Iran is under three rounds of UN Security Council sanctions for turning down West’s illegitimate calls to give up its right of uranium enrichment, saying the demand is politically tainted and illogical.
The United States and its Western allies accuse Iran of trying to develop nuclear weapons under the cover of a civilian nuclear program, while they have never presented any corroborative document to substantiate their allegations. Iran denies the charges and insists that its nuclear program is for peaceful purposes only.
Tehran stresses that as a signatory to the NPT, it has the right to master the complete nuclear fuel cycle, including uranium enrichment for peaceful purposes. Iran says the country has always pursued a civilian path to provide power to the growing number of Iranian population, whose fossil fuel would eventually run dry.
Mottaki, who is in Uganda for a ministerial meeting of the Organization of Islamic Conference (OIC), said that the US lacked the moral authority to preach at Iran about the dangers of nuclear development.
“America is not in a position to be happy or unhappy with our peaceful nuclear activities. It is a country that is currently testing a fifth-generation nuclear bomb,” he said.
“The United States should limit itself to its borders and stop interfering with other nations. The time for ordering other nations is over. We will continue to realize our rights definitely,” Mottaki, who was flanked by the Iranian ambassador to Uganda, reiterated.
After Iran answered outstanding questions of the International Atomic Energy Agency about the history of its past nuclear activities, Tehran said that it will only negotiate with the UN nuclear watchdog from then on. The Islamic Republic has also repeatedly stressed that it considers its nuclear case closed as it has come clean of IAEA’s questions and suspicions about its past nuclear activities.
Yet, the United States has remained at loggerheads with Iran over the independent and home-grown nature of Tehran’s nuclear technology, which gives the Islamic Republic the potential to turn into a world power and a role model for other third-world countries. Washington has laid much pressure on Iran to make it give up the most sensitive and advanced part of the technology, which is uranium enrichment, a process used for producing nuclear fuel for power plants.
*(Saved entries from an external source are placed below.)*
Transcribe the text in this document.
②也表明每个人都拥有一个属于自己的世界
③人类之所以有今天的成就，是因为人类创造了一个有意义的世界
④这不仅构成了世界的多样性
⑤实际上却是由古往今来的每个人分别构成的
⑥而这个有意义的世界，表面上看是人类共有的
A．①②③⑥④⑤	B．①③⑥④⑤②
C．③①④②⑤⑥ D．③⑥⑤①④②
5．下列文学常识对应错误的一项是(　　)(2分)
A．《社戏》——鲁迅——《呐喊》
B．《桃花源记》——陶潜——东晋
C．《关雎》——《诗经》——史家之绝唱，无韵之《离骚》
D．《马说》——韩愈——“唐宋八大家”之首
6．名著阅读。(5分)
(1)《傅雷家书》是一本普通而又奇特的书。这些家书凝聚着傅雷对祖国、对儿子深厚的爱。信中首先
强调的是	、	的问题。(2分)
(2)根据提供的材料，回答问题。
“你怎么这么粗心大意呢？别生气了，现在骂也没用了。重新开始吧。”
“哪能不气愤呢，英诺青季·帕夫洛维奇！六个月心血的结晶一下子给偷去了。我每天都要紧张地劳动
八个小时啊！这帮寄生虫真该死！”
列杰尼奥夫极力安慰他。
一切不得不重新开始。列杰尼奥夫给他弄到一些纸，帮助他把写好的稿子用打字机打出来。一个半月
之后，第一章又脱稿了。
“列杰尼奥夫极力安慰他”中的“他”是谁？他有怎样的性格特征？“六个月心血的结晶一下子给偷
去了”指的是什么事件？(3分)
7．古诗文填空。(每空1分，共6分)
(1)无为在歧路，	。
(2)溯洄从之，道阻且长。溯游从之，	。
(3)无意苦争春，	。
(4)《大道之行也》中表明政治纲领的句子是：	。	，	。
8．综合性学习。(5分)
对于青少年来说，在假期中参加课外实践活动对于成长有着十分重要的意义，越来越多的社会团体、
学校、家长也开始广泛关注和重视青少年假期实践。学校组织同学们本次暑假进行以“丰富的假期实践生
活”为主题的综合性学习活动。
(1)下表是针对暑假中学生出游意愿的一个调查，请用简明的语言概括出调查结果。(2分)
Washington’s push for additional UN penalties contradicts the report by 16 US intelligence bodies that endorsed the civilian nature of Iran’s programs. Following the US National Intelligence Estimate (NIE) and similar reports by the IAEA head – one in November and the other one in February – which praised Iran’s truthfulness about key aspects of its past nuclear activities and announced settlement of outstanding issues with Tehran, any effort to impose further sanctions on Iran seem to be completely irrational.
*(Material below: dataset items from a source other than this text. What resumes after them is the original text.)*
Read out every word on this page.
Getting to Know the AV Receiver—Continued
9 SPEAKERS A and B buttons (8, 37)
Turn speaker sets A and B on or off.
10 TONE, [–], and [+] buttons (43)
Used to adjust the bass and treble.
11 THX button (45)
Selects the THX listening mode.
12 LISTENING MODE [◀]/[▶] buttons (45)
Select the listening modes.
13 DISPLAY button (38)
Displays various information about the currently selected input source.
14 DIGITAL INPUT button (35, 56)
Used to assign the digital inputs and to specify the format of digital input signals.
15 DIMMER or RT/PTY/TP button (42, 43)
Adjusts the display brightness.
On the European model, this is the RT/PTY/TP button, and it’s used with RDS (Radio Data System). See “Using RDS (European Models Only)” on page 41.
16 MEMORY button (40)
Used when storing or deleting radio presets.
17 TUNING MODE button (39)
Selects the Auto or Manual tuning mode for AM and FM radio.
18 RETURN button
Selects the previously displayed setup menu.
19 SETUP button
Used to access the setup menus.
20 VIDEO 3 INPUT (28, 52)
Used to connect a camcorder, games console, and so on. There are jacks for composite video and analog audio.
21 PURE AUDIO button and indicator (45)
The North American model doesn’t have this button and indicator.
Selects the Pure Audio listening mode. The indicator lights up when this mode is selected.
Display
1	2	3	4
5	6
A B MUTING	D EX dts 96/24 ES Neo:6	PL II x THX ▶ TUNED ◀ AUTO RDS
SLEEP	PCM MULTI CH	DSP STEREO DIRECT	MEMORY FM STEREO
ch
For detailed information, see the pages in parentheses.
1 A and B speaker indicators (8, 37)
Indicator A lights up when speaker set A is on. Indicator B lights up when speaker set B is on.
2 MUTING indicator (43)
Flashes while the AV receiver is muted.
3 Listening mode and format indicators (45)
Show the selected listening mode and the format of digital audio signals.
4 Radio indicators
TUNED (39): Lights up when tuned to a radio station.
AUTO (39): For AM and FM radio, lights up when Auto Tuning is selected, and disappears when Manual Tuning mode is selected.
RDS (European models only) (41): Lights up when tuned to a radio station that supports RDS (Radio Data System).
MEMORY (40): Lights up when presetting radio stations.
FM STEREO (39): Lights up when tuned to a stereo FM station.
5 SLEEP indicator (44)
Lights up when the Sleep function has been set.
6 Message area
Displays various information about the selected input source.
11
“America is the first country that used nuclear weapons to kill people in Japan. Is such a country in a position to instruct other nations to use nuclear weapons or not?” Mottaki asked.
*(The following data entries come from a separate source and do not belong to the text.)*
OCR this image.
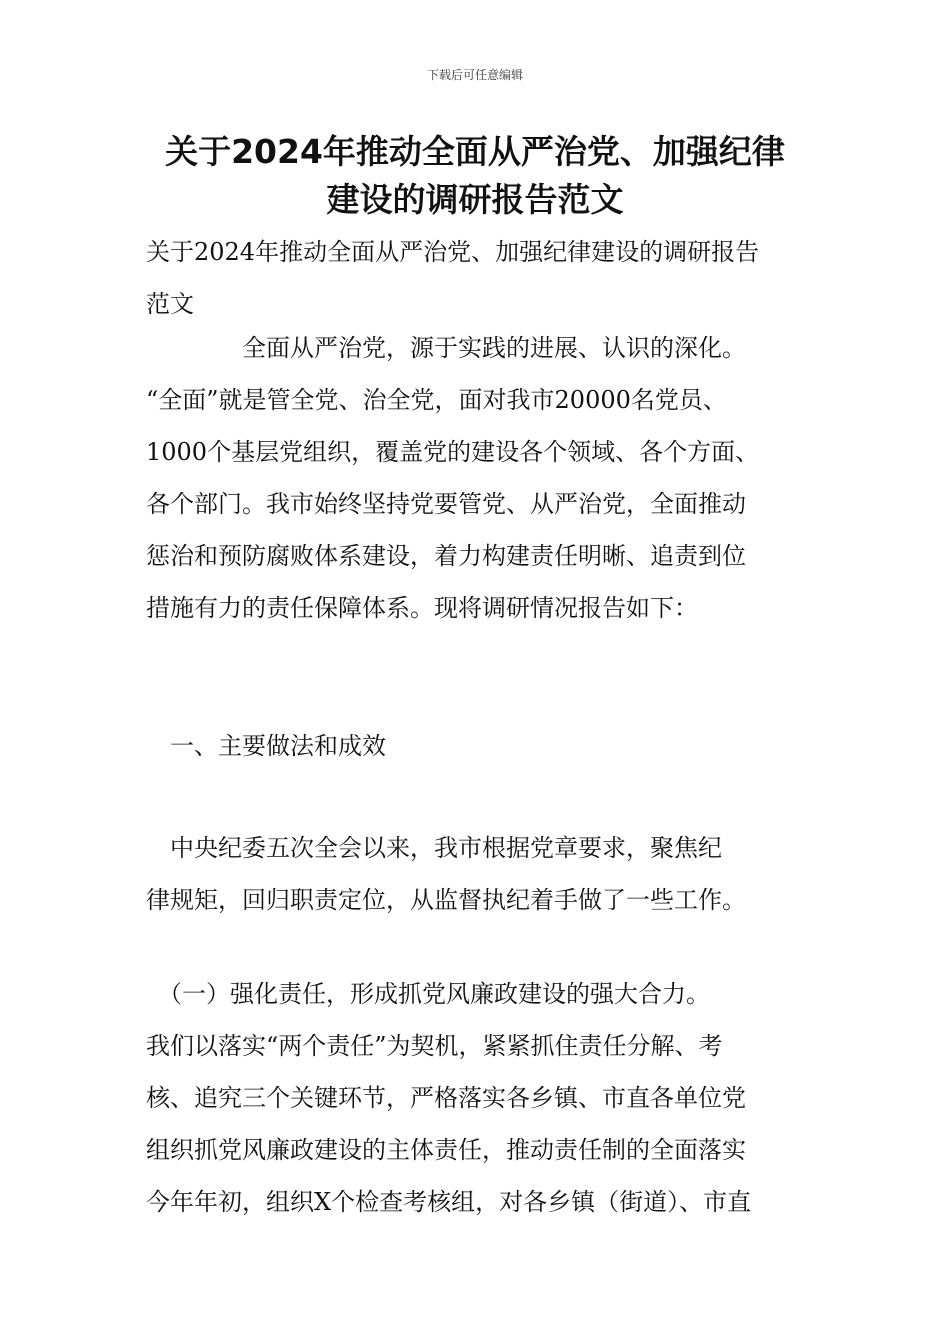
下载后可任意编辑
关于2024年推动全面从严治党、加强纪律
建设的调研报告范文
关于2024年推动全面从严治党、加强纪律建设的调研报告
范文
　　　　全面从严治党，源于实践的进展、认识的深化。
“全面”就是管全党、治全党，面对我市20000名党员、
1000个基层党组织，覆盖党的建设各个领域、各个方面、
各个部门。我市始终坚持党要管党、从严治党，全面推动
惩治和预防腐败体系建设，着力构建责任明晰、追责到位
措施有力的责任保障体系。现将调研情况报告如下：
　一、主要做法和成效
　中央纪委五次全会以来，我市根据党章要求，聚焦纪
律规矩，回归职责定位，从监督执纪着手做了一些工作。
　（一）强化责任，形成抓党风廉政建设的强大合力。
我们以落实“两个责任”为契机，紧紧抓住责任分解、考
核、追究三个关键环节，严格落实各乡镇、市直各单位党
组织抓党风廉政建设的主体责任，推动责任制的全面落实
今年年初，组织X个检查考核组，对各乡镇（街道）、市直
He said Iran would continue with its nuclear program, which is estimated to produce 25,000 megawatts of power.
Iran has always insisted that it would continue enriching uranium because it needs to provide fuel to a 300-megawatt light-water reactor it is building in the southwestern town of Darkhoveyn as well as its first nuclear power plant in the southern port city of Bushehr.
The minister argued that the OIC was created to drum support for the peoples of Palestine against the Israeli Zionists, adding, “This is the reason why the issue of Palestine is a permanent feature on the agenda of the OIC.”
“The Islamic countries and the African countries should cooperate to have this and other issues resolved,” he stressed.
Meantime, Mottaki noted that Iran was ready to negotiate over a new package of economic incentives put forward by major powers seeking to persuade Tehran to curb its nuclear work.
The Iranian top diplomat said that the six powers should also take a serious look at Tehran’s own proposals.
The six main powers – Britain, China, France, Germany, Russia and the United States – agreed weeks ago on a so-called updated offer of incentives for Iran based on the 2006 version, which is aimed to encourage Iran to give up its NPT right of uranium enrichment.
Despite repeated statements by EU foreign policy chief Javier Solana and other western leaders that the new offer comprises improved aids to Tehran, western diplomats said that it contained no new major enticement compared with the previous package.
Iran has also presented West with a package of proposals of its own, which has yet remained unanswered by the other side.
Iran’s chief nuclear negotiator Saeed Jalili has said that Tehran has included the long-term interests of all the relevant sides in its package of proposals presented to the world powers.